The United States is launching a program aimed at putting former Iraqi weapons scientists to work in peaceful civilian projects. The first phase of the program will run for two years and cost up to $20 million.
The new Iraq effort is based on the widely acclaimed Nunn-Lugar or Cooperative Threat-Reduction Program, which has given employment over the last decade to hundreds of scientists and others who worked on weapons of mass destruction in the former Soviet Union.
What will be called the Iraqi International Center for Science and Industry is to be opened in Baghdad by next February with $2 million in U.S. seed money.
Former Iraqi weapons scientists will initially be given stipends to take part in training programs and technical seminars that are to lead to civilian projects, including a desalinization pilot program.
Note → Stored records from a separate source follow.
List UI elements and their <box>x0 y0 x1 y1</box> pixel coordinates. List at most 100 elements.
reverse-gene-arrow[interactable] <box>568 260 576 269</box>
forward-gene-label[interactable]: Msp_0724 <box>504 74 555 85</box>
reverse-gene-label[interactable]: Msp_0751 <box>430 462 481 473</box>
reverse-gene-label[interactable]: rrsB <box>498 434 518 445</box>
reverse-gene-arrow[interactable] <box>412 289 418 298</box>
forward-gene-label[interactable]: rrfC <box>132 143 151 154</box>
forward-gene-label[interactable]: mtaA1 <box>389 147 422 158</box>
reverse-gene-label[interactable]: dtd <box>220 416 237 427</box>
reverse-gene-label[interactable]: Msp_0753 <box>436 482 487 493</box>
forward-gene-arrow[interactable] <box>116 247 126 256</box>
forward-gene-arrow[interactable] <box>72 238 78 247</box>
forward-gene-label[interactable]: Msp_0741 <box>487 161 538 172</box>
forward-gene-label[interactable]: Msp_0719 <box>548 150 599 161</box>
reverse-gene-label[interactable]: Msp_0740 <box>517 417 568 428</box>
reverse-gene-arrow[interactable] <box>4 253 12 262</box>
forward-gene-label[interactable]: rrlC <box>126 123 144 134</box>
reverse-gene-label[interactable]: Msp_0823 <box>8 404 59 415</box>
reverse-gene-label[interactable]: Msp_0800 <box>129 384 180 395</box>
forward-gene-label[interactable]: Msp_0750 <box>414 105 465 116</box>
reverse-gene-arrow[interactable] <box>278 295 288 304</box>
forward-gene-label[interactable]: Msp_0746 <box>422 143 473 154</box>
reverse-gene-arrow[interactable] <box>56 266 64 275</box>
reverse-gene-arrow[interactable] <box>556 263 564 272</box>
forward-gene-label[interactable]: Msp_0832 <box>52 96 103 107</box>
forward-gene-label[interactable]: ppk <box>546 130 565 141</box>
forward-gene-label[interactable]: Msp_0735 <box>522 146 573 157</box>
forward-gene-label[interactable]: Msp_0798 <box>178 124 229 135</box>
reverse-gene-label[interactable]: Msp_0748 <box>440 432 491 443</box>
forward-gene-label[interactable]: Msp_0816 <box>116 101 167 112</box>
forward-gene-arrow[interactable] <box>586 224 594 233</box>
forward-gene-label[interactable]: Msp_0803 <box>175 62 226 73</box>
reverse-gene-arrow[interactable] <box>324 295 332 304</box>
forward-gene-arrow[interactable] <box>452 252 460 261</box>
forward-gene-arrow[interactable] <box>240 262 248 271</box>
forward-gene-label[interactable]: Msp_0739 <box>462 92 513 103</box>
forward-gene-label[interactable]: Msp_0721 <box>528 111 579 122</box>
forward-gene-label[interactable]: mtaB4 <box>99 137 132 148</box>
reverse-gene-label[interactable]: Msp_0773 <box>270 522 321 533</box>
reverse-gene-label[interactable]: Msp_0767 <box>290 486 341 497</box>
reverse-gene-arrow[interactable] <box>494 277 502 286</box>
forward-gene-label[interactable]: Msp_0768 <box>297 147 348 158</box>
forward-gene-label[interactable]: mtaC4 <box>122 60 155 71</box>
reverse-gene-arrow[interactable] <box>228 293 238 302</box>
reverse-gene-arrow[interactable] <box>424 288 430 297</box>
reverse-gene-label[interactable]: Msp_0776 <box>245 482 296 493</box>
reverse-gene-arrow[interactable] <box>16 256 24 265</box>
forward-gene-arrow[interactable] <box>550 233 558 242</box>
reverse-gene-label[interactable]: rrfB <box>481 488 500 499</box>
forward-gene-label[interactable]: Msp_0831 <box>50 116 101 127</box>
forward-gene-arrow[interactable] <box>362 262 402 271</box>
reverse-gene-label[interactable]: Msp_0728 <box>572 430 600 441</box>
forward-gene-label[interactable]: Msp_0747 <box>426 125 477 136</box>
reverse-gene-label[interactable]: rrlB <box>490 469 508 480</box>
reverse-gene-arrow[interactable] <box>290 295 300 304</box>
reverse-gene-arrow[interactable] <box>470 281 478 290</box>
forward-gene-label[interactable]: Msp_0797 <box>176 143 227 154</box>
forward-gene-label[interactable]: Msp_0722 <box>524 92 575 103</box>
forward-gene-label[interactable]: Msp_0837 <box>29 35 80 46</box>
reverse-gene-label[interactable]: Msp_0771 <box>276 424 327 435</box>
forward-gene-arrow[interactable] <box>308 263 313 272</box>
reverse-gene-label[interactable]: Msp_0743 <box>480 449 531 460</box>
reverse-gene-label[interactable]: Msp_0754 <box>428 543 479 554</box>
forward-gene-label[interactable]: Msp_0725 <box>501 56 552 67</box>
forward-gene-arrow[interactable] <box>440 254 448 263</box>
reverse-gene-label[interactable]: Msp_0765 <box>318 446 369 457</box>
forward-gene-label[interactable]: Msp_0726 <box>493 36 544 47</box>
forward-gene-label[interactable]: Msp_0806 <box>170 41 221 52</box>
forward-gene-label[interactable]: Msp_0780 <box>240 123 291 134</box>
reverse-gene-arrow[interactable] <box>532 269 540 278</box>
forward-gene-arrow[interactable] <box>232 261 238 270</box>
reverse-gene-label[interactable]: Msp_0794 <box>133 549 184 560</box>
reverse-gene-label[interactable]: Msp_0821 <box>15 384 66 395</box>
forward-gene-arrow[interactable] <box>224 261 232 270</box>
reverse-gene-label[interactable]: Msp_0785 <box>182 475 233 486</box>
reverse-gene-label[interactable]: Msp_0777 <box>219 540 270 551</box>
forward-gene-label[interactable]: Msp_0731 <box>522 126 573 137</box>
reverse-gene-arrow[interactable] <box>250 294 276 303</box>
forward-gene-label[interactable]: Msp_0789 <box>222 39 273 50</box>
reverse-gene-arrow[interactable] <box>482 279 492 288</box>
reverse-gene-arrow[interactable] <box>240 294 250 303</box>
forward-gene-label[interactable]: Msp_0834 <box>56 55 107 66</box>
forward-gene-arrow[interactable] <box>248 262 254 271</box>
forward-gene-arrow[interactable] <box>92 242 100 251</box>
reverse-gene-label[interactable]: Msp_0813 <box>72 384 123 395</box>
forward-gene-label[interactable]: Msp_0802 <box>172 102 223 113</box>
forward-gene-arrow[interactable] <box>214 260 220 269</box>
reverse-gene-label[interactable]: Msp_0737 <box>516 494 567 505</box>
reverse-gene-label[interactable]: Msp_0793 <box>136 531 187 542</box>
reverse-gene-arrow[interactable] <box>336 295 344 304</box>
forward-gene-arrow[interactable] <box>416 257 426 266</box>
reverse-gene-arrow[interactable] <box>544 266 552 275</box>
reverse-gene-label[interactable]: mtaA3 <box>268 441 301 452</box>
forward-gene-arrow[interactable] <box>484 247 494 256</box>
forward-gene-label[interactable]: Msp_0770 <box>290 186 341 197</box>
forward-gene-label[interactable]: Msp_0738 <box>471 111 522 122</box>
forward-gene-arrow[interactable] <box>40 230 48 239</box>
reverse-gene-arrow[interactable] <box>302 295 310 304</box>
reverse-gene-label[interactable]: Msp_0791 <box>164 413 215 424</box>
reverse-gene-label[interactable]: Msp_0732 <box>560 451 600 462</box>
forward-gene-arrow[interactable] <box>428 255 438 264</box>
State Department spokesman Richard Boucher said the primary aim will be to give those who once worked on Saddam Hussein's weapons-of-mass destruction an opportunity to join in Iraq's reconstruction, rather than sell their services to terrorist groups or rogue states with weapons ambitions.
He said there is no firm evidence that some may have already gone abroad for such purposes, but that the potential for this is real. "We hear the stories and we know the potential. And we want do to something fairly early, and fairly quickly as this program is unveiled, to try to give these people an opportunity to contribute the future of Iraq," he said.
The spokesman said "hundreds" of Iraqis might be eligible.
He said the program is not political and is intended for those who had worked on, rather than those who had actually used or ordered the use of, weapons of mass destruction during the former regime.